Concernant l’affectation de la solidité de l’ouvrage, la jurisprudence a considéré le désordre suffisant et retenu la garantie décennale pour l’effondrement d’une cheminée, un défaut d’étanchéité ayant engendré des infiltrations à l’intérieur d’un bâtiment ou la mise à nu des racines d’un arbre menaçant en conséquence de tomber sur l’ouvrage. Si certains désordres sont parfois considérés comme insuffisants pour affecter la solidité de l’ouvrage, il n’en reste pas moins que le juge peut alors faire jouer à sa place la notion d’atteinte à sa destination ou même concurremment. De fait, la troisième chambre civile de la Cour de cassation a considéré dans un arrêt en date du 31 Mars 1999 qu’un « risque d’effondrement et une atteinte possible à la solidité de l’ouvrage [caractérisent] un désordre suffisamment grave pour constituer une atteinte à la destination de l’immeuble ».
Concernant l’atteinte à la destination de l’immeuble, celle-ci est également appréciée souverainement par le juge qui va se fonder sur la destination première de l’immeuble décidée par les parties aux travaux. De plus, il n’est pas nécessaire pour le risque de s’être déjà matérialisé pour caractériser l’atteinte à la destination ou pour les désordres de concerner l’ouvrage en son entier. A titre d’illustration, ont été considérés comme constitutifs d’impropriété de destination l’implantation irrégulière de la construction, l’impossibilité d’entretenir certaines parties de l’immeuble, les défauts d’isolation thermique avec élévation excessive de la température 90 jours par an ou du rayonnement solaire trop important dans des bureaux à proximité de surfaces vitrées, ou encore le non respect des règlements de sécurité.

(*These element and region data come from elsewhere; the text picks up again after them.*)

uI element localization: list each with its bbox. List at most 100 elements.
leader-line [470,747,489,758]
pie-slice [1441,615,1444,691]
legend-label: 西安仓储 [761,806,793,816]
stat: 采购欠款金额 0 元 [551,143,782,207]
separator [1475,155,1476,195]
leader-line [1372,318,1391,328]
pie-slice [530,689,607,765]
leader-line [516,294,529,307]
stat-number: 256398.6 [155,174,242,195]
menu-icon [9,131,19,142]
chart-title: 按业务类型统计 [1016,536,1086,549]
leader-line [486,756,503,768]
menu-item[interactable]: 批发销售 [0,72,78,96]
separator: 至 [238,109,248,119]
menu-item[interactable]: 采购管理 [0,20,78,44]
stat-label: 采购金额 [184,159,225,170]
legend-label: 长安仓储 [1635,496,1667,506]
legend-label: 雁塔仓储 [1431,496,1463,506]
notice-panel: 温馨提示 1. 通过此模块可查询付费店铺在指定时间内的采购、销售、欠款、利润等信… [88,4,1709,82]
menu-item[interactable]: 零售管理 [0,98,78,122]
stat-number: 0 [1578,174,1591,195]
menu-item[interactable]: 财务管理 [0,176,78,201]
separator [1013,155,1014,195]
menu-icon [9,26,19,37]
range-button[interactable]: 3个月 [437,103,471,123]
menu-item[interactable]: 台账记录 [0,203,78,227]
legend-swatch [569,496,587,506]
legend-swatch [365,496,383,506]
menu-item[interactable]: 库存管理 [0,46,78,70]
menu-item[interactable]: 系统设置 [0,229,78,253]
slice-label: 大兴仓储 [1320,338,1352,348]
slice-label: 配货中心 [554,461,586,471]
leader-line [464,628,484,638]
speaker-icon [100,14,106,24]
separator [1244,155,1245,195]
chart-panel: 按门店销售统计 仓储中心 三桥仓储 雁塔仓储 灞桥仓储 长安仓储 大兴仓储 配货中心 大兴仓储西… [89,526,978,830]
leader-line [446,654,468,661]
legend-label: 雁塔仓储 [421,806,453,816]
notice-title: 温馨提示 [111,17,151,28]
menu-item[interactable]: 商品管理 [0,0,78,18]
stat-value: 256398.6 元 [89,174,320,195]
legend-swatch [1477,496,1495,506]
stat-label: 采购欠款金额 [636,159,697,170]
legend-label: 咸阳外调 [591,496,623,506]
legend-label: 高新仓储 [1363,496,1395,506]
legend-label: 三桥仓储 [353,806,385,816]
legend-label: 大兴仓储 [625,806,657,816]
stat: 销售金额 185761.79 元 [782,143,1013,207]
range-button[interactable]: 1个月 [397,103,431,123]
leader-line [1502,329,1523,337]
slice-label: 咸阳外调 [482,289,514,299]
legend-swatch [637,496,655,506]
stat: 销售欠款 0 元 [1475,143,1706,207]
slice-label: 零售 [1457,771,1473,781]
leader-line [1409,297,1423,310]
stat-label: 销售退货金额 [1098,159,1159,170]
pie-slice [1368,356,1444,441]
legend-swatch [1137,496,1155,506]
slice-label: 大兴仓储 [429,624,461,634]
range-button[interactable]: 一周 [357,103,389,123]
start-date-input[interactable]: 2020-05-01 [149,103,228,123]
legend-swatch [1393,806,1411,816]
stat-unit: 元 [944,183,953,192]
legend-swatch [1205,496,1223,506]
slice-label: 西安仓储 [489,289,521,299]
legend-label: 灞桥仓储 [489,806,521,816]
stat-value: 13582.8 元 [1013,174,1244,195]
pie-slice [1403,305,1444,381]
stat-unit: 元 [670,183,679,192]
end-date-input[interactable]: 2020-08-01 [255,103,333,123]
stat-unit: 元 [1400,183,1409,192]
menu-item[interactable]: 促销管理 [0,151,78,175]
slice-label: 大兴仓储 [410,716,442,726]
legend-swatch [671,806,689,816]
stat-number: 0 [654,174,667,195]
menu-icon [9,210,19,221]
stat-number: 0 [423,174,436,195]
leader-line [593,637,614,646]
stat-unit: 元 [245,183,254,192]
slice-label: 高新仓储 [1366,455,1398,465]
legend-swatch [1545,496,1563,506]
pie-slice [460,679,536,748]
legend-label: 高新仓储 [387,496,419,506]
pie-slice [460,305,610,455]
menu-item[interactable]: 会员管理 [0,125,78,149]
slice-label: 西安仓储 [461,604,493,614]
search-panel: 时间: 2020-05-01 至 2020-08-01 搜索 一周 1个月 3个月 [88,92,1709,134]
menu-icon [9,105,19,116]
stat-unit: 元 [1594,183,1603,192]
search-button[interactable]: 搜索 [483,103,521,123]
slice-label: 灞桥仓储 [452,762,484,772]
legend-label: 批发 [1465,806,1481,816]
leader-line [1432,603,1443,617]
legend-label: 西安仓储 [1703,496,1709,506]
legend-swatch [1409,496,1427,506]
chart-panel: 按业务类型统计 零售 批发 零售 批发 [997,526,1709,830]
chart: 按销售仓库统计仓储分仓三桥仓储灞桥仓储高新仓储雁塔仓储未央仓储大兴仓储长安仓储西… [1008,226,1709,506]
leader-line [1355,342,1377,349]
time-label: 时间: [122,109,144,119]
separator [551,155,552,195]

Ont également été considérés comme rendant l’ouvrage impropre à sa destination, des défauts des murs et revêtements, de chauffage, d’éclairage, d’eau chaude, d’installation électrique, ou de ventilation mécanique, autant de points concernés par les travaux de réhabilitation.
A noter que dans le cadre de l’appréciation de l’atteinte à la solidité de l’ouvrage ou à son impropriété de destination, les désordres d’ordre esthétiques ne constituant que des dommages intermédiaires, ils ne sont pas couverts par la garantie décennale mais par la responsabilité de droit commun nécessitant la preuve d’une faute de l’entrepreneur.
2) La garantie biennale
Selon l’article 1792-3 du Code civil, « les autres éléments d’équipement de l’ouvrage font l’objet d’une garantie de bon fonctionnement d’une durée minimale de deux ans à compter de sa réception ».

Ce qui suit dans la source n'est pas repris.